PECHINO – "L'Oriente è in ascesa e l'Occidente è in declino, questa è la tendenza". L'ultimo a ripeterlo tra i papaveri di regime è stato Chen Yixin, uomo forte della sicurezza di Xi Jinping. Ma negli ultimi giorni questo concetto è tornato spesso in Cina, tra discorsi ufficiali e meda di regime, in varie sfumature diverse. L'anno del coronavirus ha rafforzato la leadership nella convinzione che gli equilibri di potere globali stiano scivolando dalla sua parte, che il socialismo con caratteristiche cinesi sia più capace delle democrazie liberali di affrontare le sfide del mondo globalizzato. Ci sono una serie di prove a sostegno, tutte discutibili ovviamente, nessuna trascurabile: la Cina è stata il primo Paese a contenere il virus, la prima economia globale a ripartire, l'unica tra le grandi a chiudere l'anno in positivo (+2,3%), e nel frattempo ha pure "normalizzato" Hong Kong e raggiunto il suo primo traguardo di benessere secolare, cancellando la povertà assoluta dalle aree rurali.
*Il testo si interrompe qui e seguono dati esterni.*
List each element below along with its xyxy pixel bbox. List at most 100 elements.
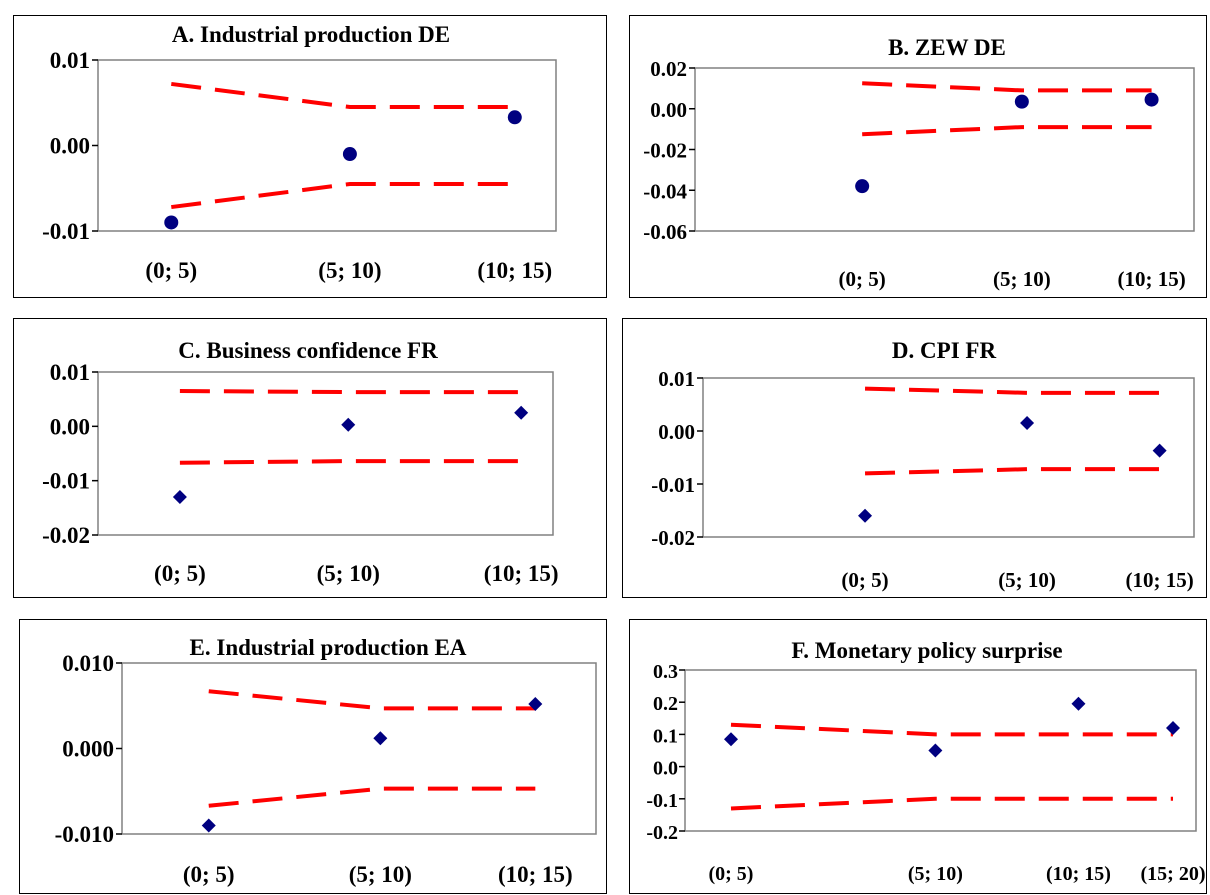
y-tick-label: 0.010 xyxy=(62,651,114,676)
data-point xyxy=(341,417,356,432)
y-tick-label: -0.01 xyxy=(42,219,90,244)
upper-band-line xyxy=(171,81,515,110)
lower-band-line xyxy=(730,796,1174,811)
y-tick-label: 0.1 xyxy=(653,725,678,747)
plot-area xyxy=(97,59,557,232)
data-point xyxy=(172,489,187,504)
x-tick-label: (0; 5) xyxy=(154,561,206,586)
data-point xyxy=(928,743,943,758)
lower-band-line xyxy=(171,181,515,210)
data-point xyxy=(1071,696,1086,711)
data-point xyxy=(723,732,738,747)
data-point xyxy=(1014,94,1029,109)
data-point xyxy=(858,508,873,523)
data-point xyxy=(373,731,388,746)
chart-panel-e: E. Industrial production EA 0.010 0.000 -0… xyxy=(19,619,607,894)
chart-c-svg: C. Business confidence FR 0.01 0.00 -0.01 -… xyxy=(42,338,559,586)
y-tick-label: 0.00 xyxy=(650,98,687,122)
x-tick-label: (10; 15) xyxy=(1126,568,1194,592)
y-tick-label: 0.02 xyxy=(650,57,687,81)
x-tick-label: (0; 5) xyxy=(839,267,886,291)
data-point xyxy=(528,697,543,712)
upper-band-line xyxy=(179,389,522,395)
data-point xyxy=(342,147,357,162)
plot-area xyxy=(684,669,1197,832)
lower-band-line xyxy=(862,125,1152,137)
y-tick-label: -0.01 xyxy=(651,473,695,497)
upper-band-line xyxy=(864,386,1160,395)
chart-title: F. Monetary policy surprise xyxy=(791,638,1062,663)
chart-panel-f: F. Monetary policy surprise 0.3 0.2 0.1 0.0… xyxy=(629,619,1207,894)
chart-title: B. ZEW DE xyxy=(888,35,1006,60)
x-tick-label: (10; 15) xyxy=(484,561,559,586)
plot-area xyxy=(694,67,1195,232)
data-point xyxy=(507,110,522,125)
x-tick-label: (0; 5) xyxy=(708,863,753,885)
chart-d-svg: D. CPI FR 0.01 0.00 -0.01 -0.02 (0; 5) (5; 10… xyxy=(651,338,1195,592)
y-tick-label: 0.01 xyxy=(50,48,90,73)
chart-panel-c: C. Business confidence FR 0.01 0.00 -0.01 -… xyxy=(13,318,607,598)
data-point xyxy=(1020,416,1035,431)
y-tick-label: -0.02 xyxy=(651,526,695,550)
x-tick-label: (0; 5) xyxy=(145,258,197,283)
lower-band-line xyxy=(179,459,522,465)
x-tick-label: (0; 5) xyxy=(841,568,888,592)
chart-b-svg: B. ZEW DE 0.02 0.00 -0.02 -0.04 -0.06 (0; 5) (… xyxy=(643,35,1195,291)
marks-layer: 0.01 0.00 -0.01 -0.02 (0; 5) (5; 10) (10; 15) xyxy=(651,367,1193,592)
y-tick-label: 0.2 xyxy=(653,693,678,715)
x-tick-label: (5; 10) xyxy=(349,862,412,887)
data-point xyxy=(201,818,216,833)
data-point xyxy=(514,405,529,420)
y-tick-label: 0.00 xyxy=(658,420,695,444)
chart-e-svg: E. Industrial production EA 0.010 0.000 -0… xyxy=(55,635,597,887)
y-tick-label: -0.06 xyxy=(643,220,687,244)
y-tick-label: -0.02 xyxy=(42,523,90,548)
y-tick-label: -0.010 xyxy=(55,822,114,847)
marks-layer: 0.02 0.00 -0.02 -0.04 -0.06 (0; 5) (5; 10) (10;… xyxy=(643,57,1185,291)
x-tick-label: (5; 10) xyxy=(908,863,963,885)
y-tick-label: -0.1 xyxy=(646,790,678,812)
y-tick-label: -0.04 xyxy=(643,179,687,203)
data-point xyxy=(1166,720,1181,735)
x-tick-label: (5; 10) xyxy=(998,568,1056,592)
x-tick-label: (5; 10) xyxy=(993,267,1051,291)
chart-a-svg: A. Industrial production DE 0.01 0.00 -0.0… xyxy=(42,22,557,283)
y-tick-label: 0.3 xyxy=(653,661,678,683)
x-tick-label: (10; 15) xyxy=(1046,863,1111,885)
chart-panel-d: D. CPI FR 0.01 0.00 -0.01 -0.02 (0; 5) (5; 10… xyxy=(622,318,1207,598)
x-tick-label: (5; 10) xyxy=(317,561,380,586)
x-tick-label: (0; 5) xyxy=(183,862,235,887)
plot-area xyxy=(97,371,554,536)
chart-title: A. Industrial production DE xyxy=(172,22,450,47)
y-tick-label: 0.00 xyxy=(50,134,90,159)
lower-band-line xyxy=(208,786,536,808)
chart-title: C. Business confidence FR xyxy=(178,338,438,363)
data-point xyxy=(164,215,179,230)
y-tick-label: -0.01 xyxy=(42,469,90,494)
plot-area xyxy=(121,662,597,835)
y-tick-label: -0.2 xyxy=(646,822,678,844)
data-point xyxy=(1144,92,1159,107)
marks-layer: 0.010 0.000 -0.010 (0; 5) (5; 10) (10; 15) xyxy=(55,651,573,887)
y-tick-label: 0.00 xyxy=(50,414,90,439)
y-tick-label: 0.01 xyxy=(50,360,90,385)
marks-layer: 0.01 0.00 -0.01 (0; 5) (5; 10) (10; 15) xyxy=(42,48,552,283)
x-tick-label: (10; 15) xyxy=(498,862,573,887)
y-tick-label: -0.02 xyxy=(643,139,687,163)
chart-title: D. CPI FR xyxy=(892,338,997,363)
y-tick-label: 0.000 xyxy=(62,737,114,762)
lower-band-line xyxy=(864,467,1160,476)
upper-band-line xyxy=(208,689,536,711)
upper-band-line xyxy=(730,722,1174,737)
chart-title: E. Industrial production EA xyxy=(190,635,467,660)
chart-panel-b: B. ZEW DE 0.02 0.00 -0.02 -0.04 -0.06 (0; 5) (… xyxy=(629,15,1207,298)
x-tick-label: (5; 10) xyxy=(318,258,381,283)
marks-layer: 0.3 0.2 0.1 0.0 -0.1 -0.2 (0; 5) (5; 10) (10; 15… xyxy=(646,661,1205,885)
y-tick-label: 0.01 xyxy=(658,367,695,391)
chart-panel-a: A. Industrial production DE 0.01 0.00 -0.0… xyxy=(13,15,607,298)
upper-band-line xyxy=(862,81,1152,93)
y-tick-label: 0.0 xyxy=(653,758,678,780)
plot-area xyxy=(702,377,1195,538)
x-tick-label: (10; 15) xyxy=(1117,267,1185,291)
x-tick-label: (15; 20) xyxy=(1141,863,1206,885)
Ed è con questa convinzione che Pechino seguirà la cerimonia di insediamento di Joe Biden, sottolineando come Washington si debba blindare per evitare altri disordini, altro segno della crisi del modello americano.
Cosa si aspetta la leadership comunista dal nuovo presidente? Non molto, nel medio e lungo periodo. A Pechino sono convinti che l'establishment americano tutto veda la Cina come il principale avversario e che quindi l'obiettivo sarà comunque contenerne l'ascesa dal punto di vista tecnologico e la proiezione militare strategica in Asia. È possibile che l'amministrazione Biden non inquadri la relazione nei termini di una minaccia esistenziale per gli Stati Uniti, a differenza da quanto fatto soprattutto nell'ultimo periodo dal segretario di Stato uscente Mike Pompeo. Appena poche ore prima di lasciare l'incarico Pompeo ha tirato l'ultimo attacco a Pechino definendo la repressione della minoranza musulmana degli uiguri "un genocidio".
Ma non è possibile che si torni indietro all'era dell'engagement, strategia giudicata fallita anche dai reduci dell'amministrazione Obama: è probabile che molte delle misure più strutturali messe in campo da Trump in tema di commerci e hi-tech non vengano cancellate, almeno nell'immediato; soprattutto resterà la competizione, quindi l'obiettivo di Pechino è farsi trovare pronta. Il prossimo Piano quinquennale, da approvare a marzo, rilancerà il concetto di autosufficienza in settori strategici, mentre sul piano internazionale la Cina farà tutto il possibile perché Biden non riesca a saldare un fronte delle democrazie liberali. I due accordi economici chiusi nelle ultime settimane, quello commerciale con i vicini d'Asia e quello sugli investimenti con la Ue, rappresentano da questo punto di vista un enorme successo per Xi. Ma non sono una garanzia: il Dragone è circondato da Paesi che lo temono, alleati degli Stati Uniti. E la squadra di politica estera di Biden, con in testa Antony Blinken, ha tra i suoi primi obiettivi quello di rilanciare la rete di alleanze di Washington, indebolite dall'unilateralismo di Trump.
di
Federico Rampini
Ieri Da Wei, professore tra i maggiori esperti cinesi di relazioni con gli Stati Uniti, ha scritto che è interesse di Pechino "stabilizzare" il rapporto con l'America. E' probabile che, dopo un periodo iniziale di studio, la Cina segnali la propria volontà di riaprire un dialogo, mettendo avanti i temi su cui sa di trovare interesse in Biden, primo fra tutti il cambiamento climatico. Da un lato un periodo di distensione, anche parziale, farebbe comodo alla leadership per concentrarsi sulle questioni interne, va aperta quella che Xi chiama la "nuova fase di sviluppo" del Paese. Dall'altro ricalibrare i toni della propaganda, con un interlocutore molto diverso, sarà una delle principali sfide. Gli attacchi dell'amministrazione Trump sono stati continui, ma anche utili a Pechino per compattare l'opinione pubblica interna all'insegna del nazionalismo. Ora la competizione diventerà sotto molti aspetti meno violenta, ma anche più sottile.